You must take a deep breath and inhale through your nose for 4 seconds. Afterward, hold your breath for 7 seconds and exhale through your mouth for 8 seconds.


2- Meditation

Meditation is another excellent way to combat the stress monster. Studies show that even meditation for 10 minutes can work wonders for your body and can help reduce stress and anxiety to a great extent.


3- Exercise Regularly

Now, who isn't aware of the benefits of physical activity? Not only does it help improve our physical health, but by engaging in physical activity, be it dancing, yoga, walking, or jogging, your body releases endorphins, the happy hormones.


The Department of Health and Human Services recommends that a healthy adult get at least 150 minutes of aerobic activity weekly to reap the benefits of physical and mental health.
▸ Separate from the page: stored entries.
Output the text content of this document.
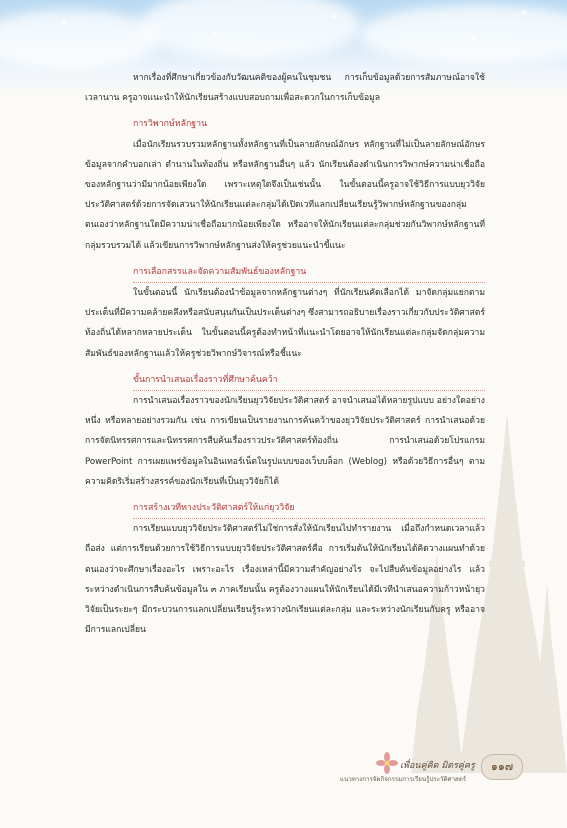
✦
✦
✦
✦
✦

หากเรื่องที่ศึกษาเกี่ยวข้องกับวัฒนคติของผู้คนในชุมชน การเก็บข้อมูลด้วยการสัมภาษณ์อาจใช้เวลานาน ครูอาจแนะนำให้นักเรียนสร้างแบบสอบถามเพื่อสะดวกในการเก็บข้อมูล

การวิพากษ์หลักฐาน

เมื่อนักเรียนรวบรวมหลักฐานทั้งหลักฐานที่เป็นลายลักษณ์อักษร หลักฐานที่ไม่เป็นลายลักษณ์อักษร ข้อมูลจากคำบอกเล่า ตำนานในท้องถิ่น หรือหลักฐานอื่นๆ แล้ว นักเรียนต้องดำเนินการวิพากษ์ความน่าเชื่อถือของหลักฐานว่ามีมากน้อยเพียงใด เพราะเหตุใดจึงเป็นเช่นนั้น ในขั้นตอนนี้ครูอาจใช้วิธีการแบบยุววิจัยประวัติศาสตร์ด้วยการจัดเสวนาให้นักเรียนแต่ละกลุ่มได้เปิดเวทีแลกเปลี่ยนเรียนรู้วิพากษ์หลักฐานของกลุ่มตนเองว่าหลักฐานใดมีความน่าเชื่อถือมากน้อยเพียงใด หรืออาจให้นักเรียนแต่ละกลุ่มช่วยกันวิพากษ์หลักฐานที่กลุ่มรวบรวมได้ แล้วเขียนการวิพากษ์หลักฐานส่งให้ครูช่วยแนะนำขี้แนะ

การเลือกสรรและจัดความสัมพันธ์ของหลักฐาน

ในขั้นตอนนี้ นักเรียนต้องนำข้อมูลจากหลักฐานต่างๆ ที่นักเรียนคัดเลือกได้ มาจัดกลุ่มแยกตามประเด็นที่มีความคล้ายคลึงหรือสนับสนุนกันเป็นประเด็นต่างๆ ซึ่งสามารถอธิบายเรื่องราวเกี่ยวกับประวัติศาสตร์ท้องถิ่นได้หลากหลายประเด็น ในขั้นตอนนี้ครูต้องทำหน้าที่แนะนำโดยอาจให้นักเรียนแต่ละกลุ่มจัดกลุ่มความสัมพันธ์ของหลักฐานแล้วให้ครูช่วยวิพากษ์วิจารณ์หรือชี้แนะ

ขั้นการนำเสนอเรื่องราวที่ศึกษาค้นคว้า

การนำเสนอเรื่องราวของนักเรียนยุววิจัยประวัติศาสตร์ อาจนำเสนอได้หลายรูปแบบ อย่างใดอย่างหนึ่ง หรือหลายอย่างรวมกัน เช่น การเขียนเป็นรายงานการค้นคว้าของยุววิจัยประวัติศาสตร์ การนำเสนอด้วยการจัดนิทรรศการและนิทรรศการสืบค้นเรื่องราวประวัติศาสตร์ท้องถิ่น การนำเสนอด้วยโปรแกรม PowerPoint การเผยแพร่ข้อมูลในอินเทอร์เน็ตในรูปแบบของเว็บบล็อก (Weblog) หรือด้วยวิธีการอื่นๆ ตามความคิดริเริ่มสร้างสรรค์ของนักเรียนที่เป็นยุววิจัยก็ได้

การสร้างเวทีทางประวัติศาสตร์ให้แก่ยุววิจัย

การเรียนแบบยุววิจัยประวัติศาสตร์ไม่ใช่การสั่งให้นักเรียนไปทำรายงาน เมื่อถึงกำหนดเวลาแล้วถือส่ง แต่การเรียนด้วยการใช้วิธีการแบบยุววิจัยประวัติศาสตร์คือ การเริ่มต้นให้นักเรียนได้คิดวางแผนทำด้วยตนเองว่าจะศึกษาเรื่องอะไร เพราะอะไร เรื่องเหล่านี้มีความสำคัญอย่างไร จะไปสืบค้นข้อมูลอย่างไร แล้วระหว่างดำเนินการสืบค้นข้อมูลใน ๓ ภาคเรียนนั้น ครูต้องวางแผนให้นักเรียนได้มีเวทีนำเสนอความก้าวหน้ายุววิจัยเป็นระยะๆ มีกระบวนการแลกเปลี่ยนเรียนรู้ระหว่างนักเรียนแต่ละกลุ่ม และระหว่างนักเรียนกับครู หรืออาจมีการแลกเปลี่ยน

เพื่อนคู่คิด มิตรคู่ครู
แนวทางการจัดกิจกรรมการเรียนรู้ประวัติศาสตร์
๑๑๗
4- Maintain a Healthy Diet

Oftentimes, we have heard that you are what you eat, and in case of stress, it is better to refrain from caffeinated drinks, sugar, and processed foods that can increase anxiety.

 

Instead, you should opt for fresh fruits and vegetables, lean proteins like chicken and fish, and omega-3 fatty acids, which are good fats and help nourish your brain.


5- Get Enough Sleep

Sleep deprivation often leads to irritability and increases stress. The National Sleep Foundation recommends an adult take at least 7-9 hours of sleep for proper body functioning.


6- Talk to a Friend

No one can deny that we feel a sense of calmness when we tend to share our thoughts and problems or when we talk to our near and dear ones.
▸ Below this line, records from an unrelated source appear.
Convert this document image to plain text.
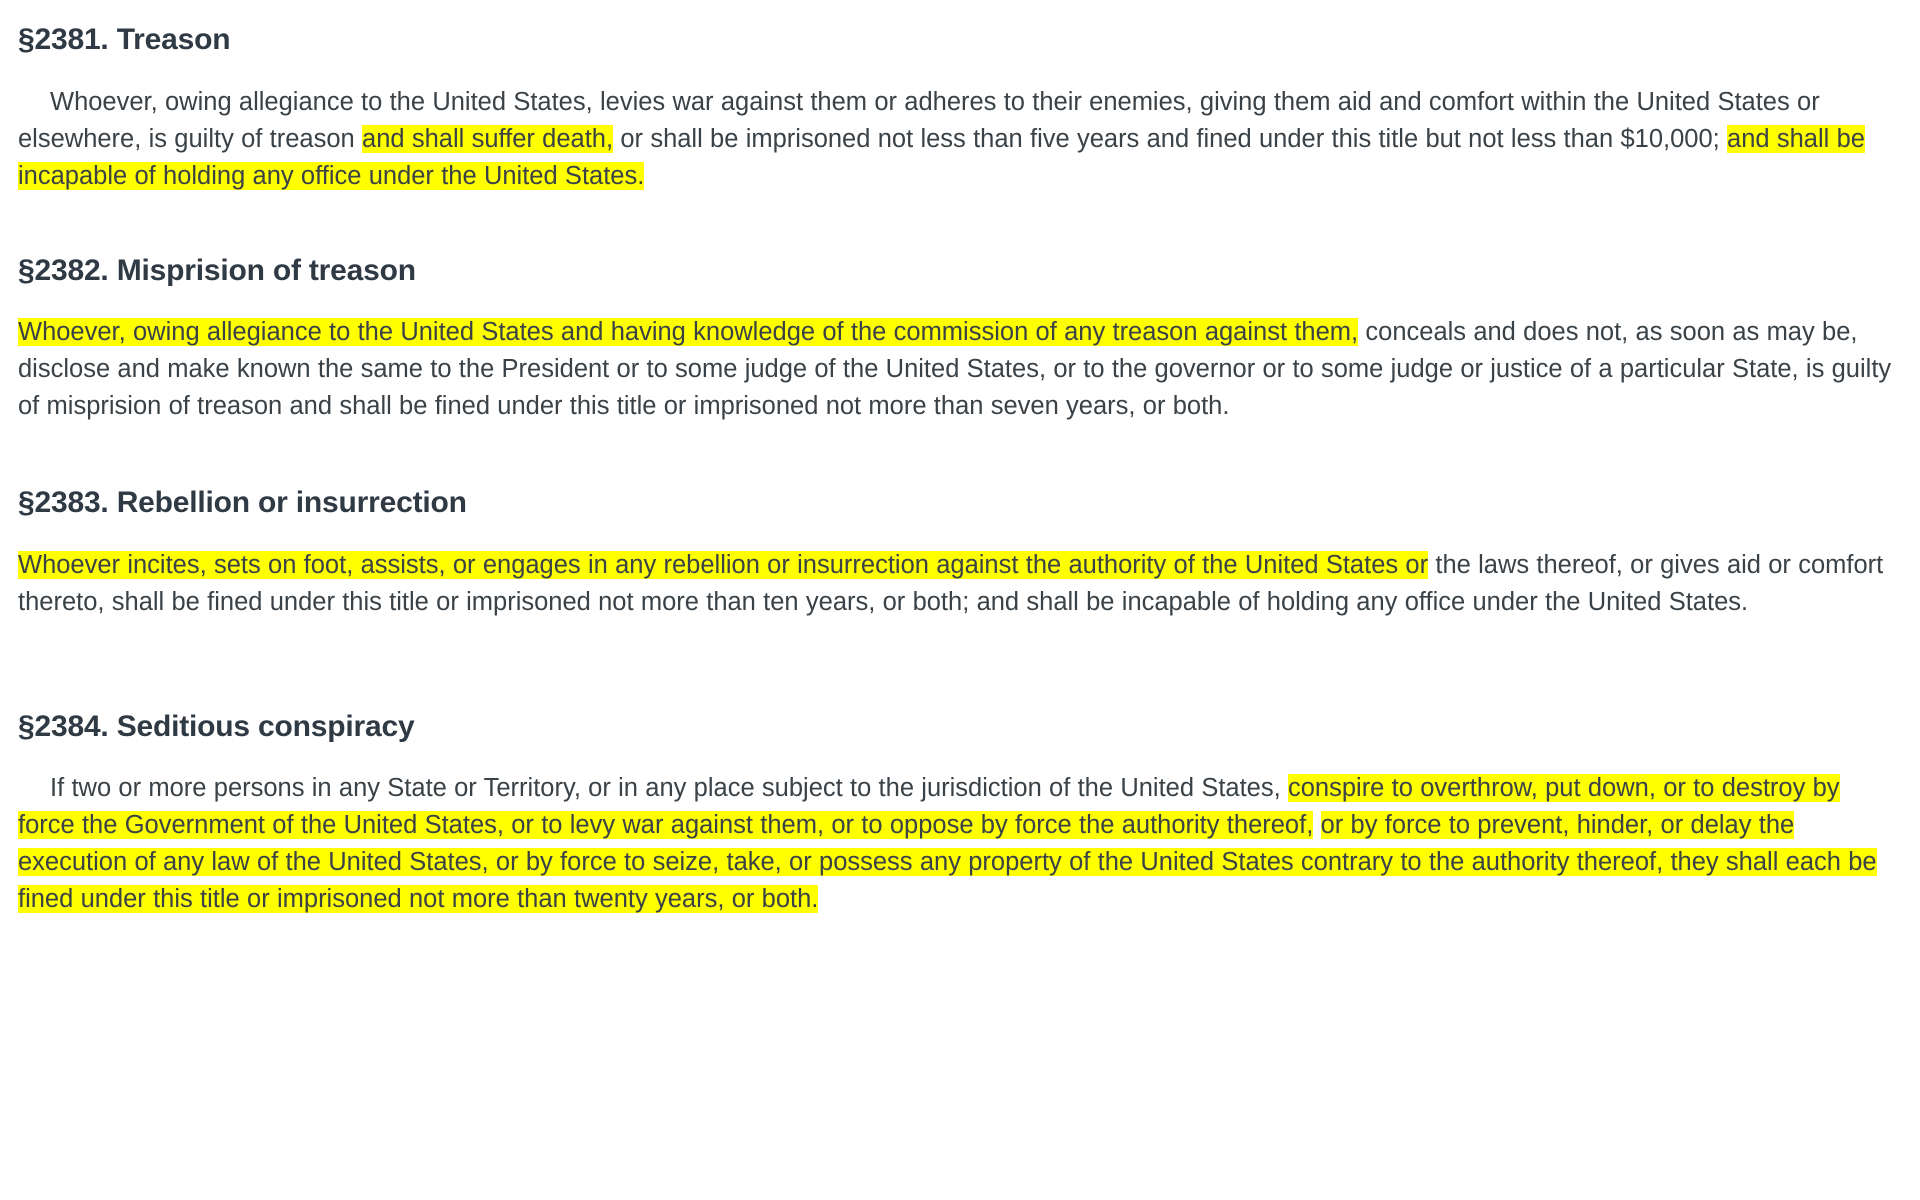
§2381. Treason

Whoever, owing allegiance to the United States, levies war against them or adheres to their enemies, giving them aid and comfort within the United States or elsewhere, is guilty of treason and shall suffer death, or shall be imprisoned not less than five years and fined under this title but not less than $10,000; and shall be incapable of holding any office under the United States.

§2382. Misprision of treason

Whoever, owing allegiance to the United States and having knowledge of the commission of any treason against them, conceals and does not, as soon as may be, disclose and make known the same to the President or to some judge of the United States, or to the governor or to some judge or justice of a particular State, is guilty of misprision of treason and shall be fined under this title or imprisoned not more than seven years, or both.

§2383. Rebellion or insurrection

Whoever incites, sets on foot, assists, or engages in any rebellion or insurrection against the authority of the United States or the laws thereof, or gives aid or comfort thereto, shall be fined under this title or imprisoned not more than ten years, or both; and shall be incapable of holding any office under the United States.

§2384. Seditious conspiracy

If two or more persons in any State or Territory, or in any place subject to the jurisdiction of the United States, conspire to overthrow, put down, or to destroy by force the Government of the United States, or to levy war against them, or to oppose by force the authority thereof, or by force to prevent, hinder, or delay the execution of any law of the United States, or by force to seize, take, or possess any property of the United States contrary to the authority thereof, they shall each be fined under this title or imprisoned not more than twenty years, or both.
A study has also found that people having strong bonds with their loved ones are happier and have 50% increased longevity. So, next time you feel overwhelmed about something, do not hesitate to reach out to someone you trust.


7- Avoid Unnecessary Stress

Start by learning to say no and prioritize your tasks so you won't feel overwhelmed.


If you know that something stresses you out, try to avoid it. If someone constantly stresses you out, reduce your time with that person. If some topic of discussion, be it politics or religion, freaks you out, stop bringing it up, or you can excuse yourself from the debate when such topics arise.


8- Engage in Relaxing Activities

Engage in activities that give you a sense of happiness and pleasure, be it gardening, reading a book, taking your dog for a walk, painting, music, dancing, or anything else.


For those looking forward to trying some herbal remedies to combat their anxiety and stress, exploring the best weed delivery service in California can be a convenient way to get your hands on stress-relieving products safely and legally.


9- Less Screen Time

Excessive time on social media is an excellent trigger for stress nowadays, so it's better to limit your screen time and focus more on the activities that provide you pleasure.


10- Laugh More

Do you know that laughter is a natural stress reliever for the body? It not only lowers the cortisol levels but also increases the endorphins.


So, what's stopping you from watching a comedy movie with your friends, which will provide you with a great time and reduce your stress levels?


11- Accept the Things You Can't Change

We humans must understand that many things in our lives are beyond our control, and not everything is perfect.


So do not beat yourself up for some past mistakes; forgive yourself and move forward. You can't change how others think, so rather than stressing over them, focus your energy on the things you can control.


Thus, stress is a part of life, and managing it effectively is necessary for overall well-being. Remember that change always starts small, so do not get overwhelmed by all these strategies. Try to incorporate one or two in your life at a time, and over time, you will build healthier stress-management habits, and your brain and body will thank you.